Eye contact is a very important tool for achieving a good connection with your customer.  The value of good eye contact is twofold: First, it’s a very powerful silent communication message about you and your relationship with you.  It reflects your level of self-esteem and your comfort level with yourself. Maybe you are familiar with the expression, “The eyes are the mirror of the soul.”  Through the window of your eyes, people are able to read you like a book!

Second, our quality eye contact validates the person to whom we are speaking. When we look them in the eye and give them our undivided attention, we are telling them that they matter.  We are honoring and valuing their self-worth.  I have often had clients tell me that they like themselves much more when they are in my company.  That’s simply because, they feel valued and important.

If looking people in the eye is an issue for you, practice with a good friend or in front of a mirror.  Set up a video camera and play back the results.  Practice until you become comfortable with you. Watching your own videotape can be scary.  It can be tough to make eye contact with your own eyes and meet up with your own soul.  But your efforts can richly reward you.  The more comfortable you are with yourself, the more comfortable your clients will be with you! 

However, if you have grown very comfortable in your own skin, and you recognize that eye contact seems unpleasant for your guest, respect him in his space, and do not judge him for his behavior.  He may not be deceitful or contrary in any way.  And, where I had to learn this lesson is from two of my five dogs.  Two of my dear pets, sadly, had been abused as puppies.  My vet informed me that if animals are mistreated in the first 3 months of their life they usually never totally recover or forget their traumatic experiences.  One of my two precious dogs’ saddest behaviors is, they cannot meet my eye.   Their self-esteem is just too poor.

I work very hard to build trust and communicate with these two kind souls in others ways that keep them feeling safe and comfortable so we can feel connected and healthy together.  I have not “walked in their moccasins,” so I honor them for who they are and where they come from.  I am very sensitive to who they are.  So I soften my step when I walk,  I watch how I move, especially how I move my arms and what I carry in my hands.  I soften my voice and I touch them with total respect and dignity.  I never, ever, force eye contact!  I work to recover their self-esteem by looking at them kindly when I interact with them, but I expect nothing in return.  Yes, these two beautiful blond labs have taught me a lot about imperfections and about honoring and accepting that, not everyone has to do it the way I believe it should be done.
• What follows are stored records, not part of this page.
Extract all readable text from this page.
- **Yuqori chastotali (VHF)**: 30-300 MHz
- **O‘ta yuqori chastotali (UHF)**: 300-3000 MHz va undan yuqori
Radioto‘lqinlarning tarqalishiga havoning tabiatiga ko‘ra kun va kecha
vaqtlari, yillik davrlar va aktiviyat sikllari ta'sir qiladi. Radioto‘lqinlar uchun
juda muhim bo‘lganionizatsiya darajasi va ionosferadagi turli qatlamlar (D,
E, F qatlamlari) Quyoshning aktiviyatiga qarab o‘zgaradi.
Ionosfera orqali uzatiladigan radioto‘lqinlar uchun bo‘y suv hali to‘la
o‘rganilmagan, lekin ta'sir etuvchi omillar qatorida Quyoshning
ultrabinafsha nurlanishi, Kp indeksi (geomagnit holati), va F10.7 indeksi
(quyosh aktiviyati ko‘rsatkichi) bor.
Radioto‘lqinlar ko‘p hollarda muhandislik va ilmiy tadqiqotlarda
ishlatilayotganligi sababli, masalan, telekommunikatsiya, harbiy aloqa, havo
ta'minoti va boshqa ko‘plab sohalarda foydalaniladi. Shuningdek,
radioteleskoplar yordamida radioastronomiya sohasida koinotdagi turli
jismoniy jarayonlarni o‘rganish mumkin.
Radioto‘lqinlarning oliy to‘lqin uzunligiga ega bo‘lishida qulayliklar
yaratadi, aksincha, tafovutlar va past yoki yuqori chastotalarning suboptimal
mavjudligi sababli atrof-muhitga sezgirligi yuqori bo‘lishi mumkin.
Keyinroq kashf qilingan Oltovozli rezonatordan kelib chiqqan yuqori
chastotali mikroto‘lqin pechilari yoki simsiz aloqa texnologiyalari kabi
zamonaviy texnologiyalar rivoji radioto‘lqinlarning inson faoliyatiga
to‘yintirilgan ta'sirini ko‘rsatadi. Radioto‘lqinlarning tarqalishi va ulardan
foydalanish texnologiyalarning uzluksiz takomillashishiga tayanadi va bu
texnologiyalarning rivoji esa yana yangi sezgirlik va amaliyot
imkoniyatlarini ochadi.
Society is also rapidly changing.  Our society is fast becoming a “mixing bowl” with many cultures joining together.   Our world is growing smaller by the day.  Consequently, we must broaden our horizons and be aware that the good eye contact we have been taught in our American tradition may not be the practice of another culture.  Or, maybe, our guest may not be as comfortable with himself for his own personal reasons.  Humanity is struggling in many ways today and that is making life hard, and it is definitely tugging on people’s heartstrings and self-esteem.  So if you sense that eye contact may not be the practice of your business prospect at hand don’t avoid eye contact.  Because part of you gaining the genuine confidence of your visitor is that you be true to yourself.  Just soften your practiced disciplines to keep you true to whom you are and, also, keeping your client comfortable with himself and you! 

In closing, my final message here is, not just about eye contact, but about the fact that no matter how much we think we know, personal circumstances and life’s unfolding can always teach us more.  And I think some of our best learning doesn’t just stem from working with one another as human beings.  I sincerely believe it comes from listening and observing nature, children, and animals.   In fact, it is the continuous personal struggle I see my two dear dogs to have that prompted me to select this topic to share with you!